«Signori della corte, io dovrei concludere dicendo ho fiducia. Rimbalzo la domanda: avreste fiducia voi? Io vi dico sono innocente, lo grido da tre anni, lo gridano le carte, lo gridano i fatti che sono emersi in questo dibattimento. Io sono innocente! Io spero, dal profondo del cuore, che lo siate anche voi!».

Erano passati tre lunghi anni dal giorno in cui Enzo Tortora pronunciò il suo grido di dolore davanti ai giudici del tribunale di Napoli. Tre anni di galera, di umiliazioni, di diritti negati. Tre anni dal giorno in cui fu prelevato all’alba da un gruppo di carabinieri e condotto in caserma per rispondere di accuse terribili e inaudite; tre anni, infine, dall’infamia di quella foto con gli schiavettoni ai polsi preparata come si prepara un set cinematografico: una pausa a favore di macchina e la schiera di fotografi a immortalare il “mostro insospettabile”. Fu quella la prova generale di un sistema che di lì in poi divenne prassi consolidata.
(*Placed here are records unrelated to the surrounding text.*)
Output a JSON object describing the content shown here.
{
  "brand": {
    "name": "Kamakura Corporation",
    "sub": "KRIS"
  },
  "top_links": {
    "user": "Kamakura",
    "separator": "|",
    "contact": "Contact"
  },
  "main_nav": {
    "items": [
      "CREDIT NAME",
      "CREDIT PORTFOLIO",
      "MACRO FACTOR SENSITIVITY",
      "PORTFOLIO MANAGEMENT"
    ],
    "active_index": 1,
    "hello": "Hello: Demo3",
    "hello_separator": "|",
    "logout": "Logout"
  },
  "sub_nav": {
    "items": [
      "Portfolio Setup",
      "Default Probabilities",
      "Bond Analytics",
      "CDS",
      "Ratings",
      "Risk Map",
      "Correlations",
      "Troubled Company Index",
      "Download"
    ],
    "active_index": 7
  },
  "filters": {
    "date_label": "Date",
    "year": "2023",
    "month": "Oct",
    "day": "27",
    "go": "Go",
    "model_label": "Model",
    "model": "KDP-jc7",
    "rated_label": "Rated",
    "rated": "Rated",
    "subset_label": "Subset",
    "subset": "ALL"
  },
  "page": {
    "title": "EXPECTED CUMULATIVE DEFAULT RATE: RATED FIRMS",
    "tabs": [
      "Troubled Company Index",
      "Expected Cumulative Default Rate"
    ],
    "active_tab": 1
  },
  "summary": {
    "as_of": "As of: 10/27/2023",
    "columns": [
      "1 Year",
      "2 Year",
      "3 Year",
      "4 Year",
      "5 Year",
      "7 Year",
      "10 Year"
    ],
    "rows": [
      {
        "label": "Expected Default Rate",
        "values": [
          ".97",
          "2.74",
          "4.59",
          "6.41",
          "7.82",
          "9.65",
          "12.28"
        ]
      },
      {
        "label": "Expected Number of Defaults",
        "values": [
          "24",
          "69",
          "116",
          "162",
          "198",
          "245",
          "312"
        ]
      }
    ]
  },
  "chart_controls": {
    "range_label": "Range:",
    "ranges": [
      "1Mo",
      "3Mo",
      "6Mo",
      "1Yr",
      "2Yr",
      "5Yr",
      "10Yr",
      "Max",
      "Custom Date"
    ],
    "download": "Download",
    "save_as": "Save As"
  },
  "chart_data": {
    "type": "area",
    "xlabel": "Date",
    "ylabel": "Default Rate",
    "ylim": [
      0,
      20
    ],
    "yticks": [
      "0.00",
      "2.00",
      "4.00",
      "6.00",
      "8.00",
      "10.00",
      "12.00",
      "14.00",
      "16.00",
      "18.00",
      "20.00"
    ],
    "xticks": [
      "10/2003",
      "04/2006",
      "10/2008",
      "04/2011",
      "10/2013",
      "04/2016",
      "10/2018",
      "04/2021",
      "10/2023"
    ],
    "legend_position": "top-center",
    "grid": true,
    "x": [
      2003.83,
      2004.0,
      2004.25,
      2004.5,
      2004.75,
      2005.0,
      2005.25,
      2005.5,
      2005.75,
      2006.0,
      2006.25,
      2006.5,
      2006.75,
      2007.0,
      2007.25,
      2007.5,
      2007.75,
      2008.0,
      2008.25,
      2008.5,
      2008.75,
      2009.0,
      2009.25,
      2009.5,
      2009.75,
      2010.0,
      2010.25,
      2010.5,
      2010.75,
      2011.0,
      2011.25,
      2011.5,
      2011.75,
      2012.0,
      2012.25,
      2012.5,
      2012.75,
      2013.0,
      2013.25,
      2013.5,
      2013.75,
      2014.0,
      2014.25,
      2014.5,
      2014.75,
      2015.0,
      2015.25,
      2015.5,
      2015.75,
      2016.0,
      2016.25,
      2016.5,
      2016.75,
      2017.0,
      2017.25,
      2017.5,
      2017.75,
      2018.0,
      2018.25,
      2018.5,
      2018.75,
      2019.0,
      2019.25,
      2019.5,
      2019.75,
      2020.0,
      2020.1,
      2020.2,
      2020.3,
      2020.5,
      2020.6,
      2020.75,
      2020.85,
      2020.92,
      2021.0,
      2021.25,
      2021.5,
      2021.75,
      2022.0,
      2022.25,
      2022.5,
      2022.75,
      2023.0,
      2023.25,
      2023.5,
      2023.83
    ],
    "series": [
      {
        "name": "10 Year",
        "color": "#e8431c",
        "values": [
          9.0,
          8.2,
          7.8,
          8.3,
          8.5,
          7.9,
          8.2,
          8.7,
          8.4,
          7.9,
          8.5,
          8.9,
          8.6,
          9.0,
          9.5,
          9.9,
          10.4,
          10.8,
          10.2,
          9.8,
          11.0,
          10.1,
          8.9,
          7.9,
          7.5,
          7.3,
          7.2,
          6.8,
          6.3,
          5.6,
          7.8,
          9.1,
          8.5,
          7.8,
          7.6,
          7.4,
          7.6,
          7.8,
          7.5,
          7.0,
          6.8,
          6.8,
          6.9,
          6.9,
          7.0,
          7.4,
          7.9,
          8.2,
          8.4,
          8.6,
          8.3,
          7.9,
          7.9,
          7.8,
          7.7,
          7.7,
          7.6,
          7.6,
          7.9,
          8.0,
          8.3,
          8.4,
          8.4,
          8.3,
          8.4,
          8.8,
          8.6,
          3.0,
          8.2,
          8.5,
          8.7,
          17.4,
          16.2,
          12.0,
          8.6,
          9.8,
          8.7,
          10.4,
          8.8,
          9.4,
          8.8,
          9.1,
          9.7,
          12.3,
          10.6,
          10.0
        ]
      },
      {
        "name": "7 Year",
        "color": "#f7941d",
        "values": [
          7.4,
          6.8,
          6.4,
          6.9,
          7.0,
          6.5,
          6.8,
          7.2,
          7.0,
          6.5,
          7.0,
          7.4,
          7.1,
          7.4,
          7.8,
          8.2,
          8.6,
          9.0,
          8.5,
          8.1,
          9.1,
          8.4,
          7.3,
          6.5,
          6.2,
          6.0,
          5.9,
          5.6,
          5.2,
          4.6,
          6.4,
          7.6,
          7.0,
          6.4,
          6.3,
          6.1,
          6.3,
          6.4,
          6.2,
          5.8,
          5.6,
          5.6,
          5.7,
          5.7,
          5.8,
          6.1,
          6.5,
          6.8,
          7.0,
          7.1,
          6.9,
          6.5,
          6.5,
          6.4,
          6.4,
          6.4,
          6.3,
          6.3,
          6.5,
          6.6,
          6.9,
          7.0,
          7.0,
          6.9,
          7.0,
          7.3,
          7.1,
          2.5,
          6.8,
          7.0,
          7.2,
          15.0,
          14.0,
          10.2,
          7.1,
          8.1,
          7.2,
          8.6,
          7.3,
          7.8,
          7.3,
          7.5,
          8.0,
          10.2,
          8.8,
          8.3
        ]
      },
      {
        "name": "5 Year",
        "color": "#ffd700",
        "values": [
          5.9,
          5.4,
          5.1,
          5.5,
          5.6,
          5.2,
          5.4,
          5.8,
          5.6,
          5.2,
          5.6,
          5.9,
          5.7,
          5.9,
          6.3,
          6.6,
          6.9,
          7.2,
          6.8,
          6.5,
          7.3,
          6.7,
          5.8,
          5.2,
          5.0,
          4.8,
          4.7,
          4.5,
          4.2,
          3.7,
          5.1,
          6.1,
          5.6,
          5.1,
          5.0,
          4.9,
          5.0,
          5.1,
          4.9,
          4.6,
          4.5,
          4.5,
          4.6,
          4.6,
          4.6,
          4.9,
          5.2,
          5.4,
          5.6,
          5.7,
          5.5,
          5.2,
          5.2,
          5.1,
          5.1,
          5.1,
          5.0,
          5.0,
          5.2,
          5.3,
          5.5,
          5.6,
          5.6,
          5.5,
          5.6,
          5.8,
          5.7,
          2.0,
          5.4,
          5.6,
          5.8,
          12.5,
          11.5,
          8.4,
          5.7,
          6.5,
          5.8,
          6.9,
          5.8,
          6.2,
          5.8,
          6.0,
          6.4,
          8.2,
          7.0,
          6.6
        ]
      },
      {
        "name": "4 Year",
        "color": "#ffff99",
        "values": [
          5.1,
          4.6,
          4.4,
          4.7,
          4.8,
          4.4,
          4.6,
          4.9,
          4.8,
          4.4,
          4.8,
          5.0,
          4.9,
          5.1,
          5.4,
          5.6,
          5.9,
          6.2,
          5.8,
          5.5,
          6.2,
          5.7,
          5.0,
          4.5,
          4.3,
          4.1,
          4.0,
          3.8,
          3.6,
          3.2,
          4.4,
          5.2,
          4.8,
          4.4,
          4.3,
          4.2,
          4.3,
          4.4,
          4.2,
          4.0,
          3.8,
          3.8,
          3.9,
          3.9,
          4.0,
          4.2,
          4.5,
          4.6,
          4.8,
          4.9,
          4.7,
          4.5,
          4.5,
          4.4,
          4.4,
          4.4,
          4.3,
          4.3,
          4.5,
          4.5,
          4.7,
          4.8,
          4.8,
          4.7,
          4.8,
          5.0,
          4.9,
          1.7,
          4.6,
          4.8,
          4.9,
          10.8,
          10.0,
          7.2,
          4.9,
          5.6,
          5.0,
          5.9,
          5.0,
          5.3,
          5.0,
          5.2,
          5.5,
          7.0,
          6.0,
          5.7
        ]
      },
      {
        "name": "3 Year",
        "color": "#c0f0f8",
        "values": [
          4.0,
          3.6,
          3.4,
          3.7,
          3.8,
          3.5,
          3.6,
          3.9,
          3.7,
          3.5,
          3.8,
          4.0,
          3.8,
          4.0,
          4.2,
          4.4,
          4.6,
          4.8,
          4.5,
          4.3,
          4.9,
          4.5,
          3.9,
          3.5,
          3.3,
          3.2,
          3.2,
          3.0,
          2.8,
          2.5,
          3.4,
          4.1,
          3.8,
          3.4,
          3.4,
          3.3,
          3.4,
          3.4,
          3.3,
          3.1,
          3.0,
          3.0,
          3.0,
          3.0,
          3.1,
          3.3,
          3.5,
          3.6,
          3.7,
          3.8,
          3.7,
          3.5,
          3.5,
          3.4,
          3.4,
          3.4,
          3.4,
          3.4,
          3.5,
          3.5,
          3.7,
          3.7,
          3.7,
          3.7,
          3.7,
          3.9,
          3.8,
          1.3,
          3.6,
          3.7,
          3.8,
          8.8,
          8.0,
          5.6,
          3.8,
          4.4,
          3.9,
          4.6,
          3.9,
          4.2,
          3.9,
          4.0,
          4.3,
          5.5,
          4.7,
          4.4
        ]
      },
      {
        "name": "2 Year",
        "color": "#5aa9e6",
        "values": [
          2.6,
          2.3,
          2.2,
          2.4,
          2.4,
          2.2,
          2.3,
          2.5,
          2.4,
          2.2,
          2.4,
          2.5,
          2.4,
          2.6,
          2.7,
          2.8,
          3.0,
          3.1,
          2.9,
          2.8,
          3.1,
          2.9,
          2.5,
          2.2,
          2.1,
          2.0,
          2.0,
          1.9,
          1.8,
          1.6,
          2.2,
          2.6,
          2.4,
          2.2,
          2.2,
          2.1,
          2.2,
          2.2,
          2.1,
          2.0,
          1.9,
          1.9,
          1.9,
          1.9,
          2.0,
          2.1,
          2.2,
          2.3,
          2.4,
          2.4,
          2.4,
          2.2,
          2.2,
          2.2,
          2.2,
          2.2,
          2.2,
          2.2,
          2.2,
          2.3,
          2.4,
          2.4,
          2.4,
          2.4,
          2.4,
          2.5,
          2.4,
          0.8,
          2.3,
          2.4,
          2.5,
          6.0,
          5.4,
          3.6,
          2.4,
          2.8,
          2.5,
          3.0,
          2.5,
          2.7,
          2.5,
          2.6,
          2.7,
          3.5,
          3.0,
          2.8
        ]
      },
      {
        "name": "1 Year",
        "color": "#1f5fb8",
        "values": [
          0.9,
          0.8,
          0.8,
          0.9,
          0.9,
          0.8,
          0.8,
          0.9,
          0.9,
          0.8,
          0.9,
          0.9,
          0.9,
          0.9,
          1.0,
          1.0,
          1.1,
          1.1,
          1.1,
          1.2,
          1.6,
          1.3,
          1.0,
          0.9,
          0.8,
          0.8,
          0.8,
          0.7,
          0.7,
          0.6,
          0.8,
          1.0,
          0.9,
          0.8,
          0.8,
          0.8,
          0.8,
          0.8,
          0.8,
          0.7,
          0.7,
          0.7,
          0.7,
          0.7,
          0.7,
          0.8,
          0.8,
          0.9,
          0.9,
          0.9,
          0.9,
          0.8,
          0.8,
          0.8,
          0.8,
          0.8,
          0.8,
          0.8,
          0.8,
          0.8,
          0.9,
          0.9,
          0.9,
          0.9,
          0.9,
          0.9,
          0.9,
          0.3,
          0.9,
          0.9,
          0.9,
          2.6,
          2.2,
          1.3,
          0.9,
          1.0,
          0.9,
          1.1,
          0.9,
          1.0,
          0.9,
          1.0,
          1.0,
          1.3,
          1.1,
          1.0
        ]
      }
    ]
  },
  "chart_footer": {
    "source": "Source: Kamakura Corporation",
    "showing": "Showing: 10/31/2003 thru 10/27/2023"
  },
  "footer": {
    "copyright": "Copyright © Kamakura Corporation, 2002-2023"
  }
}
Di più fu il grande salto nel processo mediatico-giudiziario: la nuova era in cui giustizia e stampa siglarono un patto d’acciaio che cambiò per sempre i connotati del processo penale.

Col caso di Enzo Tortora la magistratura italiana ruppe definitivamente il filtro che la inchiodava al rispetto, almeno formale, delle regole del “giusto processo”. Col nuovo processo, mediatico-penale l’indagato è il colpevole certo, il pm è identificato col giudice e l’avvocato è presentato come una sorta di fiancheggiatore il cui unico scopo, come direbbe qualcuno, è quello di aiutare il “colpevole” a farla franca. La caratteristica del processo mediatico del resto è proprio quella di zittire la difesa e far strame dei diritti dell’indagato.

Ecco, il caso Tortora è il nostro caso Dreyfus, è una cicatrice che la nostra giustizia cerca di celare ma che in questi anni ha reso ancora più profonda. Per questo, noi del Dubbio, abbiamo deciso di pubblicare le bellissime Lettere a Francesca che Tortora inviò in quei giorni drammatici alla sua compagna Francesca Scopelliti, il cui coraggio e la cui dedizione alla causa di Enzo Tortora, e di tutti i Tortora italiani, è semplicemente commovente.

Lettere a Francesca è un dono che Enzo, e Francesca naturalmente, hanno consegnato a noi tutti. Leggendo le sue parole, la sua disperazione, ma anche al tenerezza con cui spesso si rivolge alla donna che amava, Tortora per un attimo sembra assumere i tratti di Aldo Moro; il Moro che scrive alla moglie Eleonora, la sua «dolcissima Noretta», e alla quale affida, nella lettera più struggente, il suo commiato dagli affetti più cari: «Bacia e carezza per me tutti, volto per volto, occhi per occhi, capelli per capelli. A ciascuno una mia immensa tenerezza che passa per le tue mani».

Un paragone che potrebbe apparire avventato quello tra Moro e Tortora, forse addirittura “eretico”. Eppure non v’è dubbio che nelle lettere dello statista prigioniero di una banda di terroristi e quelle del presentatore finito nelle mani del nostro sistema giudiziario, c’è un filo rosso, un “lamento” comune che riecheggia lo stesso dramma. Di certo, in entrambi i casi, c’è l’ottusa ferocia di uno Stato che in quei momenti presentò il suo volto più insensato e spietato.